YouPol, l'app che ti mette in contatto con la Polizia di Stato

Segnalare gli spacciatori, 'denunciare' il comportamento di un bullo o un micro reato anni fa sembrava impossibile, oggi è invece reale e si può fare da uno smartphone

YouPol, l'app che ti mette in contatto con la Polizia di Stato
YouPol, l'app che ti mette in contatto con la Polizia di Stato (Polizia di Stato)
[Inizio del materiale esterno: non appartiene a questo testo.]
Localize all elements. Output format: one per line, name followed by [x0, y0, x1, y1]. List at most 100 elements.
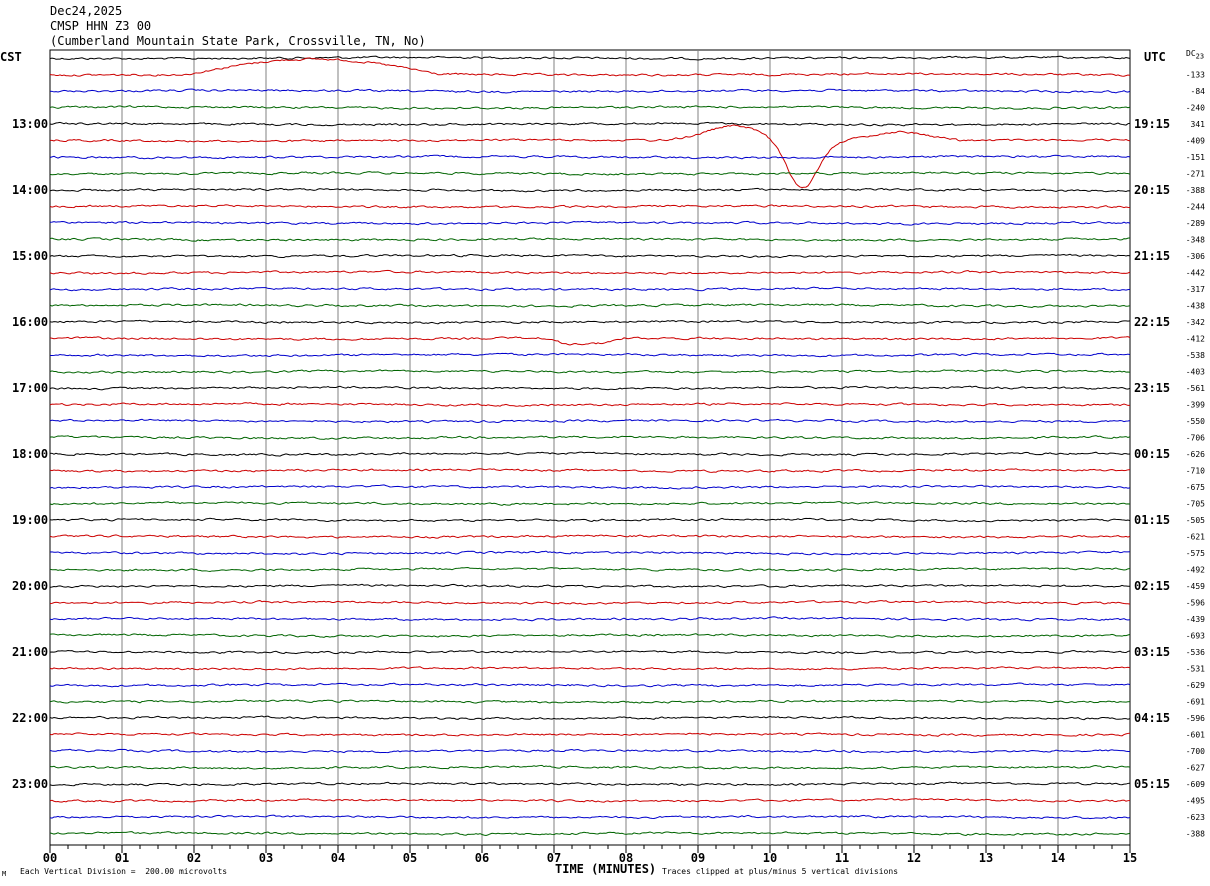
footer-mark: M	[2, 870, 7, 878]
seismic-trace	[49, 121, 1131, 127]
seismic-trace	[49, 748, 1131, 754]
right-hour-label: 00:15	[1134, 447, 1170, 461]
dc-offset-value: -629	[1186, 681, 1205, 690]
seismic-trace	[49, 303, 1131, 308]
right-hour-label: 19:15	[1134, 117, 1170, 131]
seismic-trace	[49, 336, 1131, 346]
left-hour-label: 18:00	[12, 447, 48, 461]
header-date: Dec24,2025	[50, 4, 123, 18]
seismic-trace	[49, 105, 1131, 110]
x-tick-label: 00	[43, 851, 57, 865]
seismic-trace	[49, 220, 1131, 226]
seismic-trace	[49, 204, 1131, 209]
right-hour-label: 22:15	[1134, 315, 1170, 329]
seismic-trace	[49, 385, 1131, 391]
dc-offset-header: DC23	[1186, 49, 1204, 61]
dc-offset-value: -151	[1186, 153, 1205, 162]
seismic-trace	[49, 781, 1131, 787]
seismic-trace	[49, 764, 1131, 770]
seismic-trace	[49, 88, 1131, 94]
seismic-trace	[49, 187, 1131, 193]
seismic-trace	[49, 237, 1131, 242]
right-hour-label: 23:15	[1134, 381, 1170, 395]
dc-offset-value: -459	[1186, 582, 1205, 591]
dc-offset-value: -306	[1186, 252, 1205, 261]
dc-offset-value: -706	[1186, 434, 1205, 443]
x-tick-label: 06	[475, 851, 489, 865]
dc-offset-value: -505	[1186, 516, 1205, 525]
x-axis-label: TIME (MINUTES)	[555, 862, 657, 876]
left-hour-label: 23:00	[12, 777, 48, 791]
dc-offset-value: -388	[1186, 186, 1205, 195]
seismic-trace	[49, 583, 1131, 589]
dc-offset-value: -244	[1186, 203, 1205, 212]
seismic-trace	[49, 649, 1131, 655]
dc-offset-value: -675	[1186, 483, 1205, 492]
dc-offset-value: -271	[1186, 170, 1205, 179]
seismic-trace	[49, 567, 1131, 573]
x-tick-label: 11	[835, 851, 849, 865]
seismic-trace	[49, 798, 1131, 803]
seismic-trace	[49, 369, 1131, 374]
dc-offset-value: -133	[1186, 71, 1205, 80]
x-tick-label: 07	[547, 851, 561, 865]
dc-offset-value: -575	[1186, 549, 1205, 558]
dc-label: DC	[1186, 49, 1196, 58]
plot-frame	[49, 49, 1131, 846]
seismic-trace	[49, 517, 1131, 523]
seismic-trace	[49, 451, 1131, 457]
dc-offset-value: -342	[1186, 318, 1205, 327]
dc-offset-value: -412	[1186, 335, 1205, 344]
seismic-trace	[49, 468, 1131, 473]
x-tick-label: 08	[619, 851, 633, 865]
dc-offset-value: -388	[1186, 830, 1205, 839]
dc-offset-value: -492	[1186, 566, 1205, 575]
right-hour-label: 03:15	[1134, 645, 1170, 659]
dc-offset-value: -626	[1186, 450, 1205, 459]
x-tick-label: 01	[115, 851, 129, 865]
seismic-trace	[49, 666, 1131, 671]
dc-offset-value: -240	[1186, 104, 1205, 113]
seismic-trace	[49, 501, 1131, 506]
seismic-trace	[49, 831, 1131, 836]
seismic-trace	[49, 319, 1131, 325]
x-tick-label: 14	[1051, 851, 1065, 865]
left-hour-label: 19:00	[12, 513, 48, 527]
dc-offset-value: -627	[1186, 764, 1205, 773]
dc-offset-value: -561	[1186, 384, 1205, 393]
seismic-trace	[49, 633, 1131, 638]
seismic-trace	[49, 732, 1131, 737]
dc-offset-value: -705	[1186, 500, 1205, 509]
dc-offset-value: -439	[1186, 615, 1205, 624]
seismic-trace	[49, 715, 1131, 721]
seismic-trace	[49, 253, 1131, 259]
dc-offset-value: -536	[1186, 648, 1205, 657]
dc-offset-value: -495	[1186, 797, 1205, 806]
seismic-trace	[49, 269, 1131, 275]
seismic-trace	[49, 599, 1131, 606]
x-tick-label: 04	[331, 851, 345, 865]
x-tick-label: 15	[1123, 851, 1137, 865]
seismic-trace	[49, 616, 1131, 622]
dc-offset-value: -84	[1191, 87, 1206, 96]
dc-offset-value: -700	[1186, 747, 1205, 756]
x-tick-label: 10	[763, 851, 777, 865]
seismic-trace	[49, 352, 1131, 358]
seismic-trace	[49, 171, 1131, 176]
left-hour-label: 21:00	[12, 645, 48, 659]
seismic-trace	[49, 534, 1131, 539]
seismic-trace	[49, 435, 1131, 440]
dc-offset-value: -289	[1186, 219, 1205, 228]
dc-offset-value: -609	[1186, 780, 1205, 789]
left-hour-label: 15:00	[12, 249, 48, 263]
left-hour-label: 22:00	[12, 711, 48, 725]
right-hour-label: 04:15	[1134, 711, 1170, 725]
right-hour-label: 01:15	[1134, 513, 1170, 527]
seismic-trace	[49, 154, 1131, 160]
dc-offset-value: -596	[1186, 714, 1205, 723]
right-timezone-label: UTC	[1144, 50, 1166, 64]
seismic-trace	[49, 682, 1131, 688]
x-tick-label: 02	[187, 851, 201, 865]
right-hour-label: 02:15	[1134, 579, 1170, 593]
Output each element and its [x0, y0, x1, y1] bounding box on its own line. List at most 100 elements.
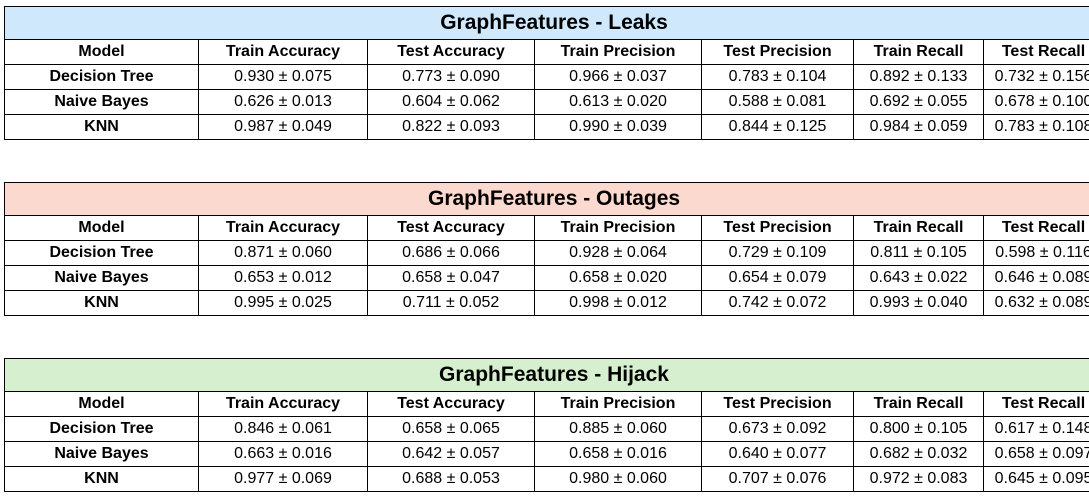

PORDENONE Segnalare gli spacciatori via app, 'denunciare' il comportamento di un bullo o un micro reato. Anni fa sembrava impossibile, oggi è invece reale grazie a YouPol, l’applicazione della polizia che consente ai cittadini di contattare direttamente le forze dell’ordine con uno smartphone e inviare le segnalazioni riguardo la microcriminalità. La nuova app è stata presentata a Pordenone oggi, martedì 15 maggio, alle 10.30 negli Uffici della Questura di Pordenone.

PERCHE' NASCE YOUPOL - Youpol nasce proprio per consentire ad ogni cittadino, giovane e meno giovane, di concorrere al miglioramento della vivibilità del territorio e della qualità della vita, perché abbiamo bisogno di cittadini sempre più consapevoli e che si facciano partecipi del sistema sicurezza. La Polizia di Stato, da sempre impegnata nella formazione civica dei ragazzi desidera coinvolgere gli adolescenti e responsabilizzarli sul rifiuto del consumo della droga e di ogni forma di violenza, realtà che troppo spesso restano sommerse e che sono fonte di emarginazione e grande sofferenza.

COME USARE L’APP - L’applicazione consente di inviare segnalazioni alla sala operativa della Questura, anche in via anonima, se si è testimoni o si è venuti a conoscenza di episodi di bullismo o traffico di stupefacenti. L’obiettivo è quello di inviare un messaggio di testo alle forze dell’ordine con la segnalazione, magari allegando foto, video e mappa del luogo in cui sta avvenendo il reato. Possibile anche inviare un link esterno, magari con il rimando a una notizia di cronaca uscita da un giornale o contattare telefonicamente il numero d’emergenza della polizia di stato. Una volta inviata la segnalazione, l’utente riceve una notifica quando la quest’ultima viene presa in carico dalla Centrale Operativa della Questura più vicina. L’utente avrà anche la possibilità di effettuare una chiamata di emergenza, utilizzando un pulsante ben visibile di colore rosso, alla sala operativa della provincia nella quale si trova. L’applicazione - scaricabile direttamente sullo smartphone da Apple Store e Play Store - è disponibile su tutti i dispositivi Android e Ios, sia per tablet che per smartphone. Di fatto va a sostituire il servizio di sms poco utilizzato dalle ultime generazioni.